Job cuts among expensive senior staff in Hong Kong in 2015 and 2016 have also given global banks more scope to increase their bonus pools for their remaining bankers.
But don’t get too excited. While any rise in bonuses will reverse a long-standing downward trend, increases are not likely to be dramatic and won’t be spread evenly across different banks and coverage sectors.
US banks are likely to be the most generous paymasters for 2017. “Goldman, Morgan Stanley, Citi, JP Morgan: the US banks will pay healthier bonus due to a better global revenue pool,” says a Hong Kong banker who asked not to be named.
“The US economy has been doing better this year, and that has also meant that US banks have been performing better, with rising share prices and year-on-year increases in earnings,” says Christina Ng, executive director at LMA Recruitment. “This should have a spill-over effect into their bonuses for Hong Kong bankers, which are likely to be more than last year.”
J.P. Morgan, Morgan Stanley and Citi all feature in the top-seven firms for Asia (ex-Japan) core IB revenue for the first nine months of 2017, according to Dealogic. The other four banks are Chinese.
Unsurprisingly, the best bonuses will likely go to bankers covering mainland China.
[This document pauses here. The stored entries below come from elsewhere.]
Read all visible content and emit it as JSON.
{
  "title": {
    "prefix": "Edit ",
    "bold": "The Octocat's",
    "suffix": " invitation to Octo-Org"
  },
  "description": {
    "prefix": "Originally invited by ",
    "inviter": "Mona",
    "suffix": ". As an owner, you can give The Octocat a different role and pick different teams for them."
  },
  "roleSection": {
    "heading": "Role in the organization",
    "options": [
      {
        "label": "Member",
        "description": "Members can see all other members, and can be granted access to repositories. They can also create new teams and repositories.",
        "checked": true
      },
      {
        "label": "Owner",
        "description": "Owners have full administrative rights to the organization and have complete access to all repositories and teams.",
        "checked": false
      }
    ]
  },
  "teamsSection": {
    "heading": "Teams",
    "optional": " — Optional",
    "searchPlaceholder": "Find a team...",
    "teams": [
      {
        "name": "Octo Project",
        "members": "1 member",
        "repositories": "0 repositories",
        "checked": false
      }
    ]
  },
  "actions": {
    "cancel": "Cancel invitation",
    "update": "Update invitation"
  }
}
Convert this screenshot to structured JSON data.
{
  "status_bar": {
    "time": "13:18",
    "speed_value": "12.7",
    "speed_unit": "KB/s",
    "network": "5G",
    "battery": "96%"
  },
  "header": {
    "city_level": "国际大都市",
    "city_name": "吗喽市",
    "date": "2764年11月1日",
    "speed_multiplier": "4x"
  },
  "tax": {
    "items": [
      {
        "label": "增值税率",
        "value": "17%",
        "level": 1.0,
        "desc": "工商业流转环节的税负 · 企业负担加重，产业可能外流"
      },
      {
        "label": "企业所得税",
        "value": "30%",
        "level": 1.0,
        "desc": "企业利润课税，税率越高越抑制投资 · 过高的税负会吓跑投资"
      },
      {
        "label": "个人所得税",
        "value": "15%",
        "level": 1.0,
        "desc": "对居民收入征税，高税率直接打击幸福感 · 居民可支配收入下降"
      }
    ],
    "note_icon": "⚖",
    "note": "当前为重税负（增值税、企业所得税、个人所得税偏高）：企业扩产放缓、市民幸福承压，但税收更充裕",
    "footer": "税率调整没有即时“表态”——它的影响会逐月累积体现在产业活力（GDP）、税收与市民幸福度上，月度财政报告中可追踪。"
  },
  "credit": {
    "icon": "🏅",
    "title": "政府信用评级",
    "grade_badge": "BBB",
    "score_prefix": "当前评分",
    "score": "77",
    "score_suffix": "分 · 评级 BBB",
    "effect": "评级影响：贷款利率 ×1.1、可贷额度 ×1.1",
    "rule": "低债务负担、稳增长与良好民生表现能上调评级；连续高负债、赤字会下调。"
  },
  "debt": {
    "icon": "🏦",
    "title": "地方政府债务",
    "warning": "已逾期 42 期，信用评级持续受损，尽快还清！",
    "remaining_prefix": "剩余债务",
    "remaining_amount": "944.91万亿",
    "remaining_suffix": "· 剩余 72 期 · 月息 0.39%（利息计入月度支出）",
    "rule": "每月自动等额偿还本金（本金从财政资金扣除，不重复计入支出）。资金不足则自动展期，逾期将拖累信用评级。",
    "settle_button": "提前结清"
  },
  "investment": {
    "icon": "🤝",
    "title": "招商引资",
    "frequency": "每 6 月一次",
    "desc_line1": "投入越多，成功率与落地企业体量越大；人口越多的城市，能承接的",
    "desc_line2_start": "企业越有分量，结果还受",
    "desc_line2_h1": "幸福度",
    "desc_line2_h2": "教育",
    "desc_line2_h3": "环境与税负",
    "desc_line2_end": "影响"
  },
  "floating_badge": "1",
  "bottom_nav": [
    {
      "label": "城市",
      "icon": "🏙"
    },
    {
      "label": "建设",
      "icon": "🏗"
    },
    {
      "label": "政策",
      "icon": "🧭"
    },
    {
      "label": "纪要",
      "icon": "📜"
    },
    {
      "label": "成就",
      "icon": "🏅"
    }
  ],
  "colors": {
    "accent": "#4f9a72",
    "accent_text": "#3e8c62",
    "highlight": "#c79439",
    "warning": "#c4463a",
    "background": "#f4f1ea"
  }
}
While Asia Pacific domestic M&A dropped 3% in the first nine months to reach $515.6bn, China continued to dominate with a 60% market share.
“There’s now a clear demand for China bankers – across all sectors – but particularly in areas like technology, consumer and healthcare,” says Green from Odgers Berndtson.
“Industrials and chemicals, and real estate also continue to be pipeline-rich industries,” says Stanley Soh, a Hong Kong-based regional country director of financial services solutions in Asia. “These bankers will see above-market-average bonus due to the higher volume and value of these deals.”
Meanwhile, bonuses still will be focused towards “about the top 30% of bankers, the elite performers”, says Eunice Ng, a director at headhunters Avanza Consulting in Hong Kong.
“The biggest bonuses have recently been awarded to a small number of high performers rather than given out more widely,” adds Green. “This trend will continue, although the hope is that the high-performer group will be larger this year.”